In mezzo alle nostre febbrili occupazioni spesso non troviamo il tempo per essere disponibili. Ma quando è Dio che ci parla, siamo disponibili? Siamo pronti ad ascoltarlo? Egli desidera stabilire un contatto con ciascuno di noi.
Ascolta, o popolo mio, e ti ammonirò. O Israele, se tu mi ascoltassi! (Salmi 81:8)
Non tutti i nostri contatti telefonici hanno la stessa importanza, ma la comunicazione con Dio è essenziale.

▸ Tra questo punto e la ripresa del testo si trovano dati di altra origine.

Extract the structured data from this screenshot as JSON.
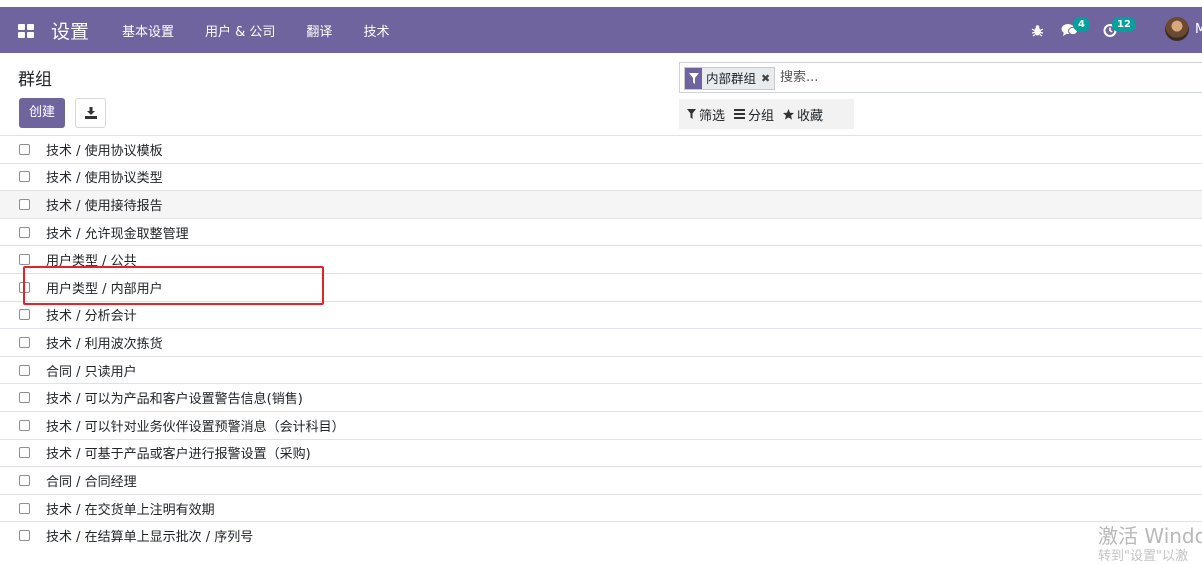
{
  "navbar": {
    "app_title": "设置",
    "menu": [
      "基本设置",
      "用户 & 公司",
      "翻译",
      "技术"
    ],
    "messages_count": "4",
    "activities_count": "12",
    "user_initial": "M"
  },
  "control_panel": {
    "breadcrumb": "群组",
    "create_label": "创建",
    "search": {
      "facet_value": "内部群组",
      "placeholder": "搜索..."
    },
    "filter_label": "筛选",
    "groupby_label": "分组",
    "favorites_label": "收藏"
  },
  "list": {
    "rows": [
      "技术 / 使用协议模板",
      "技术 / 使用协议类型",
      "技术 / 使用接待报告",
      "技术 / 允许现金取整管理",
      "用户类型 / 公共",
      "用户类型 / 内部用户",
      "技术 / 分析会计",
      "技术 / 利用波次拣货",
      "合同 / 只读用户",
      "技术 / 可以为产品和客户设置警告信息(销售)",
      "技术 / 可以针对业务伙伴设置预警消息（会计科目）",
      "技术 / 可基于产品或客户进行报警设置（采购)",
      "合同 / 合同经理",
      "技术 / 在交货单上注明有效期",
      "技术 / 在结算单上显示批次 / 序列号"
    ],
    "highlighted_row": "用户类型 / 内部用户"
  },
  "watermark": {
    "line1": "激活 Windo",
    "line2": "转到\"设置\"以激"
  },
  "colors": {
    "brand": "#6f649d",
    "badge": "#00a09d",
    "highlight": "#e5212b"
  }
}
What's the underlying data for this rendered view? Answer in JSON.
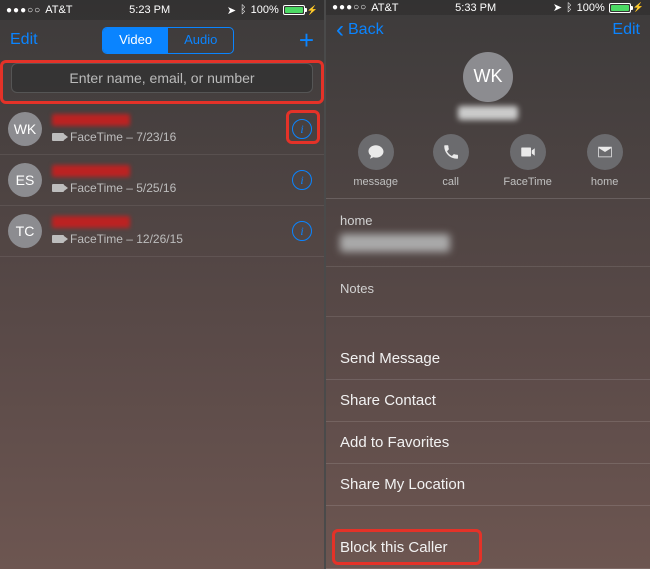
{
  "left": {
    "statusbar": {
      "carrier": "AT&T",
      "time": "5:23 PM",
      "battery": "100%"
    },
    "nav": {
      "edit": "Edit",
      "seg_video": "Video",
      "seg_audio": "Audio"
    },
    "search_placeholder": "Enter name, email, or number",
    "calls": [
      {
        "initials": "WK",
        "sub": "FaceTime – 7/23/16"
      },
      {
        "initials": "ES",
        "sub": "FaceTime – 5/25/16"
      },
      {
        "initials": "TC",
        "sub": "FaceTime – 12/26/15"
      }
    ]
  },
  "right": {
    "statusbar": {
      "carrier": "AT&T",
      "time": "5:33 PM",
      "battery": "100%"
    },
    "nav": {
      "back": "Back",
      "edit": "Edit",
      "initials": "WK"
    },
    "actions": [
      {
        "key": "message",
        "label": "message"
      },
      {
        "key": "call",
        "label": "call"
      },
      {
        "key": "facetime",
        "label": "FaceTime"
      },
      {
        "key": "home",
        "label": "home"
      }
    ],
    "fields": {
      "home_label": "home",
      "notes_label": "Notes"
    },
    "links": {
      "send_message": "Send Message",
      "share_contact": "Share Contact",
      "add_favorites": "Add to Favorites",
      "share_location": "Share My Location",
      "block": "Block this Caller"
    }
  }
}
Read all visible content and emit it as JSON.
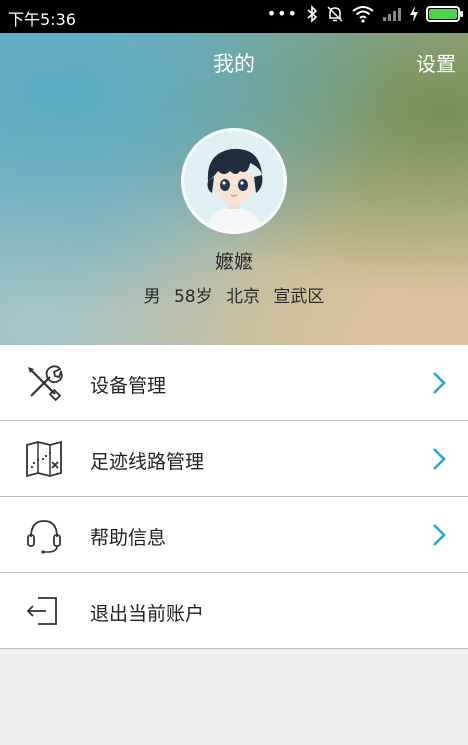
{
  "status_bar": {
    "time": "下午5:36",
    "icons": [
      "more-dots-icon",
      "bluetooth-icon",
      "mute-bell-icon",
      "wifi-icon",
      "signal-icon",
      "charging-icon",
      "battery-icon"
    ],
    "battery_color": "#4bd34b"
  },
  "header": {
    "title": "我的",
    "settings_label": "设置"
  },
  "profile": {
    "name": "嬷嬷",
    "gender": "男",
    "age": "58岁",
    "city": "北京",
    "district": "宣武区"
  },
  "menu": {
    "items": [
      {
        "label": "设备管理",
        "icon": "tools-icon"
      },
      {
        "label": "足迹线路管理",
        "icon": "map-icon"
      },
      {
        "label": "帮助信息",
        "icon": "headset-icon"
      },
      {
        "label": "退出当前账户",
        "icon": "logout-icon"
      }
    ],
    "arrow_color": "#29a8d6"
  }
}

Egli ci invita ad ascoltarlo, a cogliere personalmente l’offerta di stabilire una vera comunione con Lui. Gesù Cristo ha dato la sua vita perché nulla impedisse una reale comunicazione fra Dio e noi. E resta sempre disponibile. Egli è pronto ad ascoltarci ogni ora del giorno e della notte.
Diciamogli spontaneamente tutto ciò che ci preoccupa, con una fiducia vera. Come sua risposta immediata sperimenteremo la pace e la sua presenza.
Quando furono discesi alla periferia della città, Samuele disse a Saul: «Di’ al servo che passi davanti a noi e vada oltre, ma tu fermati un momento, perché ti possa annunciare la parola di DIO». (1 Samuele 9:27)
Al telefono, talvolta, si può lasciare un messaggio. La Bibbia, la Parola di Dio è il messaggio che Egli ci indirizza. Ma a cosa servirebbe lasciare dei messaggi a qualcuno che non li ascolta mai? Cerchiamo di trovare il tempo per ascoltare il messaggio di Dio.
Esso ha avuto un’influenza decisiva sulla vita di tutto coloro che hanno creduto. Nella Bibbia, Dio parla, ed è vicino a chi la crede e la legge con rettitudine.